# My system



## JoeESP9 (Jun 29, 2009)

Although it's subject to change this is my current system. I've had the front speakers more than 15 years, the rears more than ten. So change although inevitable will not include the speakers unless I can obtain a pair of Acoustat Spectra 44's

ARC SP9 MKIII preamp
VPI HW19jr brought to full HW-19 specs (no springs, sorbothane puck suspension) with SDS
Rega RB300 with Incognito wiring, new weight, stub and VTA adjuster
Marcof PPA1 head amp
Shure, Sumiko, Ortofon cartridges (using Blackberry)
Marantz CD63SE CD (modified with tube outputs)
MSB DtoA Full Nelson version with all options including up and over sampling.
Yamaha DVD S1800 SACD/DVD-A player 
Accuphase T101 tuner
Nakamichi LX-3, ZX-7, Teac V-7010 Cassette 
Lexicon MC8 surround processor

Speakers:
2 12" Transmission Line Subs (PASS DIY El-Pipe-O)
1pr Acoustat Spectra 22 ESL's (fronts)
1pr Acoustat Model 1 ESL's/SPW-1 Woofer (rears) 


Power for front speakers:
2 radically modified Dynaco MK3's (Only original transformers) Hammond chassis, DIY input/driver boards w/ high quality parts, Ceramic tube sockets, WBT hardware, IEC connectors. These drive my front ESL's
1 Behringer CX-2310 crossover
2 Crown XLS402. One each driving the dual voice coil woofers in the 2 x 12" transmission line subs.

Power for rear speakers
2 modified Adcom GFA-545 (all caps and resistors replaced with Vishay/Holco resistors and Wonder/Mundorf capacitors, torroidal transformers, doubled power supply capacitance, WBT hardware and IEC connectors. These drive my rear ESL's (1 GFA-545) and SPW-1 woofer cabinet (1 GFA-545).
1 Paradigm X-30 crossover

DH Labs BL-1 interconnects and DH Labs Q-10 Signature speaker cables are used for all wires and cables.
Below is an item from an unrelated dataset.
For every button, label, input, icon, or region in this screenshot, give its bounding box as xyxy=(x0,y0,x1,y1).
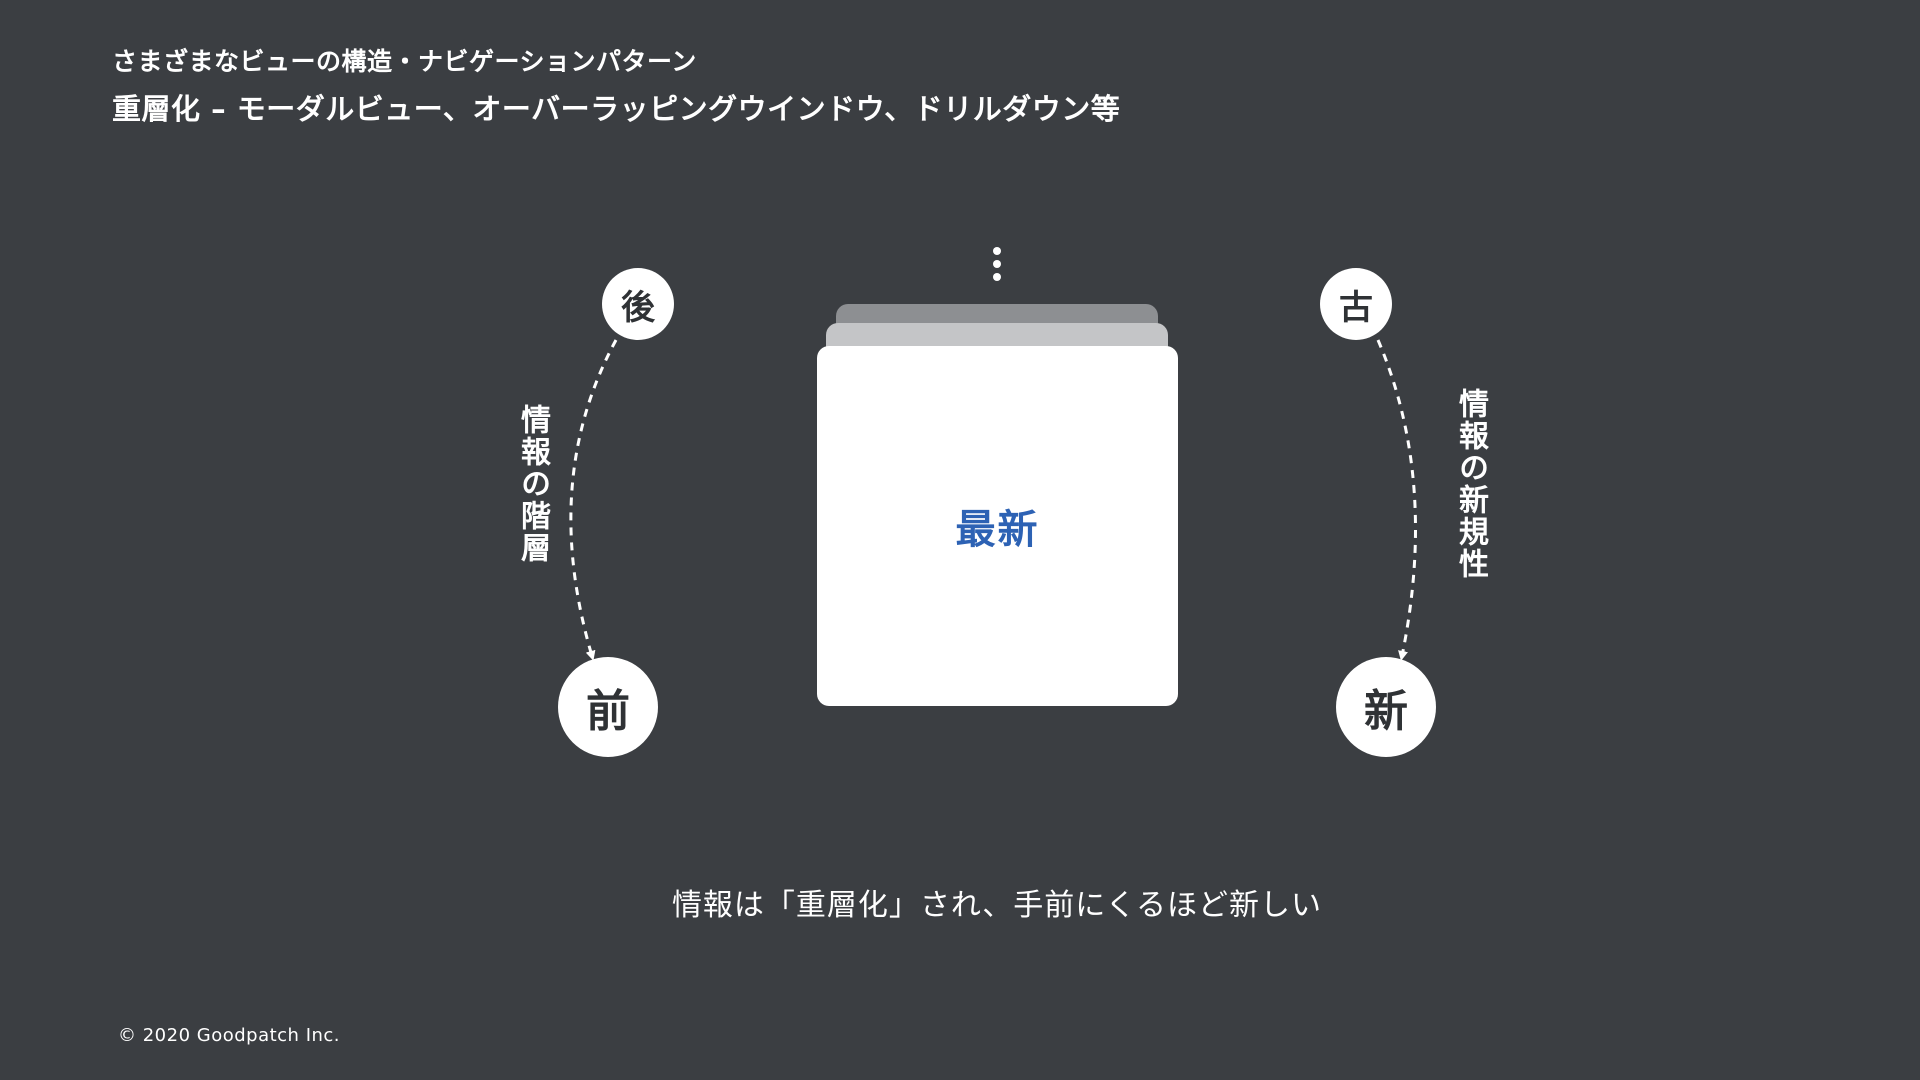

This is all in a dedicated acoustically treated room. this room used to be my dining and living rooms. I knocked down a wall to make one large room. I have bass traps, abfusors, diffusors and other wall and floor treatments.

I have no center channel speaker. Four large ESL's and three sub woofer containers is enough. Phantom mode works well enough. This system has been slowly evolving since 1967. that's when I bought my first piece of gear. It was a Fisher KX-90 amplifier in kit form.

When I get a digital camera I'll post pictures.


----------